Bailey, Ronan y María
Luto avanza por el vestíbulo con su andar encorvado y pesado, sin siquiera mirar atrás para comprobar si le siguen. La torre es un laberinto de piedra antigua, con paredes de mármol oscuro y columnas esbeltas decoradas con intrincados grabados arcanos. A pesar de la antigüedad del lugar, no hay polvo acumulado, y todo está en un estado de conservación inquietantemente impecable, como si el tiempo aquí no se atreviera a hacer estragos.
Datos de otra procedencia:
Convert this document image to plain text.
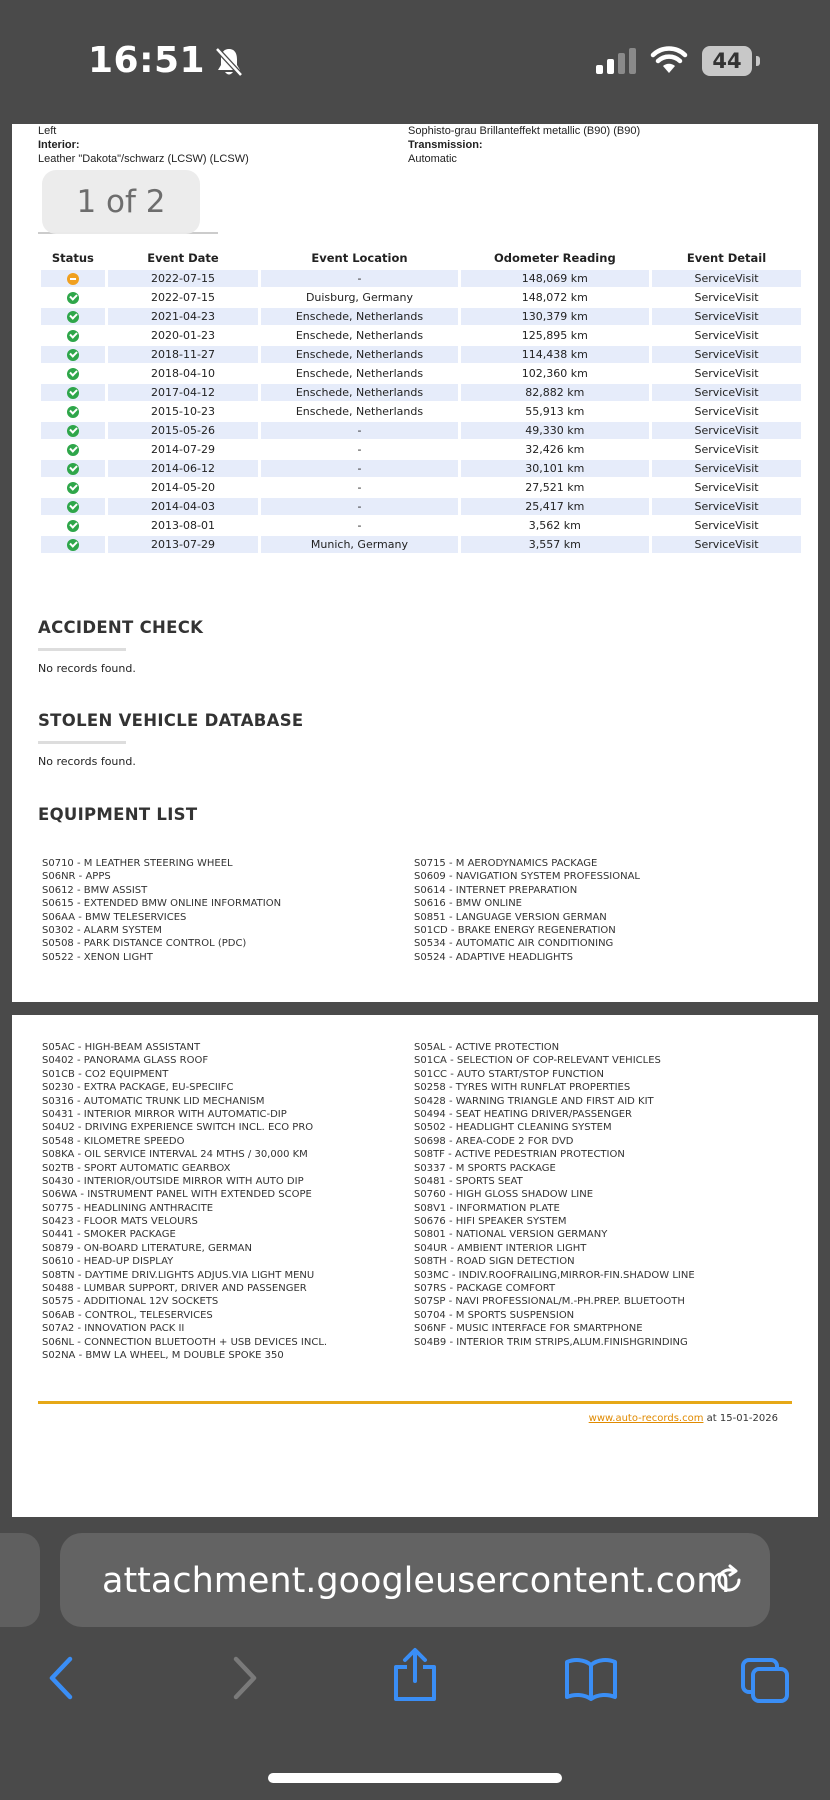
16:51	44
Left
Interior:
Leather "Dakota"/schwarz (LCSW) (LCSW)
Sophisto-grau Brillanteffekt metallic (B90) (B90)
Transmission:
Automatic
1 of 2
Status	Event Date	Event Location	Odometer Reading	Event Detail
	2022-07-15	-	148,069 km	ServiceVisit
	2022-07-15	Duisburg, Germany	148,072 km	ServiceVisit
	2021-04-23	Enschede, Netherlands	130,379 km	ServiceVisit
	2020-01-23	Enschede, Netherlands	125,895 km	ServiceVisit
	2018-11-27	Enschede, Netherlands	114,438 km	ServiceVisit
	2018-04-10	Enschede, Netherlands	102,360 km	ServiceVisit
	2017-04-12	Enschede, Netherlands	82,882 km	ServiceVisit
	2015-10-23	Enschede, Netherlands	55,913 km	ServiceVisit
	2015-05-26	-	49,330 km	ServiceVisit
	2014-07-29	-	32,426 km	ServiceVisit
	2014-06-12	-	30,101 km	ServiceVisit
	2014-05-20	-	27,521 km	ServiceVisit
	2014-04-03	-	25,417 km	ServiceVisit
	2013-08-01	-	3,562 km	ServiceVisit
	2013-07-29	Munich, Germany	3,557 km	ServiceVisit
ACCIDENT CHECK
No records found.
STOLEN VEHICLE DATABASE
No records found.
EQUIPMENT LIST
S0710 - M LEATHER STEERING WHEEL
S06NR - APPS
S0612 - BMW ASSIST
S0615 - EXTENDED BMW ONLINE INFORMATION
S06AA - BMW TELESERVICES
S0302 - ALARM SYSTEM
S0508 - PARK DISTANCE CONTROL (PDC)
S0522 - XENON LIGHT
S0715 - M AERODYNAMICS PACKAGE
S0609 - NAVIGATION SYSTEM PROFESSIONAL
S0614 - INTERNET PREPARATION
S0616 - BMW ONLINE
S0851 - LANGUAGE VERSION GERMAN
S01CD - BRAKE ENERGY REGENERATION
S0534 - AUTOMATIC AIR CONDITIONING
S0524 - ADAPTIVE HEADLIGHTS
S05AC - HIGH-BEAM ASSISTANT
S0402 - PANORAMA GLASS ROOF
S01CB - CO2 EQUIPMENT
S0230 - EXTRA PACKAGE, EU-SPECIIFC
S0316 - AUTOMATIC TRUNK LID MECHANISM
S0431 - INTERIOR MIRROR WITH AUTOMATIC-DIP
S04U2 - DRIVING EXPERIENCE SWITCH INCL. ECO PRO
S0548 - KILOMETRE SPEEDO
S08KA - OIL SERVICE INTERVAL 24 MTHS / 30,000 KM
S02TB - SPORT AUTOMATIC GEARBOX
S0430 - INTERIOR/OUTSIDE MIRROR WITH AUTO DIP
S06WA - INSTRUMENT PANEL WITH EXTENDED SCOPE
S0775 - HEADLINING ANTHRACITE
S0423 - FLOOR MATS VELOURS
S0441 - SMOKER PACKAGE
S0879 - ON-BOARD LITERATURE, GERMAN
S0610 - HEAD-UP DISPLAY
S08TN - DAYTIME DRIV.LIGHTS ADJUS.VIA LIGHT MENU
S0488 - LUMBAR SUPPORT, DRIVER AND PASSENGER
S0575 - ADDITIONAL 12V SOCKETS
S06AB - CONTROL, TELESERVICES
S07A2 - INNOVATION PACK II
S06NL - CONNECTION BLUETOOTH + USB DEVICES INCL.
S02NA - BMW LA WHEEL, M DOUBLE SPOKE 350
S05AL - ACTIVE PROTECTION
S01CA - SELECTION OF COP-RELEVANT VEHICLES
S01CC - AUTO START/STOP FUNCTION
S0258 - TYRES WITH RUNFLAT PROPERTIES
S0428 - WARNING TRIANGLE AND FIRST AID KIT
S0494 - SEAT HEATING DRIVER/PASSENGER
S0502 - HEADLIGHT CLEANING SYSTEM
S0698 - AREA-CODE 2 FOR DVD
S08TF - ACTIVE PEDESTRIAN PROTECTION
S0337 - M SPORTS PACKAGE
S0481 - SPORTS SEAT
S0760 - HIGH GLOSS SHADOW LINE
S08V1 - INFORMATION PLATE
S0676 - HIFI SPEAKER SYSTEM
S0801 - NATIONAL VERSION GERMANY
S04UR - AMBIENT INTERIOR LIGHT
S08TH - ROAD SIGN DETECTION
S03MC - INDIV.ROOFRAILING,MIRROR-FIN.SHADOW LINE
S07RS - PACKAGE COMFORT
S07SP - NAVI PROFESSIONAL/M.-PH.PREP. BLUETOOTH
S0704 - M SPORTS SUSPENSION
S06NF - MUSIC INTERFACE FOR SMARTPHONE
S04B9 - INTERIOR TRIM STRIPS,ALUM.FINISHGRINDING
www.auto-records.com at 15-01-2026
attachment.googleusercontent.com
A medida que avanzan, las excentricidades mágicas del lugar comienzan a hacerse evidentes. Algunas son sutiles: los candelabros se encienden y apagan a su paso con una sincronización casi teatral, y las sombras en las paredes parecen alargarse un poco más de lo que deberían, como si observaran en silencio. Otras, en cambio, son menos discretas.
En un rincón, un tapiz bordado con la imagen de un bosque encantado cambia lentamente con las estaciones: hojas otoñales caen de los árboles tejidos, seguidas por copos de nieve que cubren el suelo antes de que broten las primeras flores de primavera.
En una mesa de mármol, una taza de té humea suavemente… Y sentados sobre pequeños cojines bordados con filigranas doradas, hay dos conejos lanudos, elegantemente vestidos con gabardinas diminutas y gorros a juego, sosteniendo sus tazas de porcelana con una dignidad absolutamente inquebrantable.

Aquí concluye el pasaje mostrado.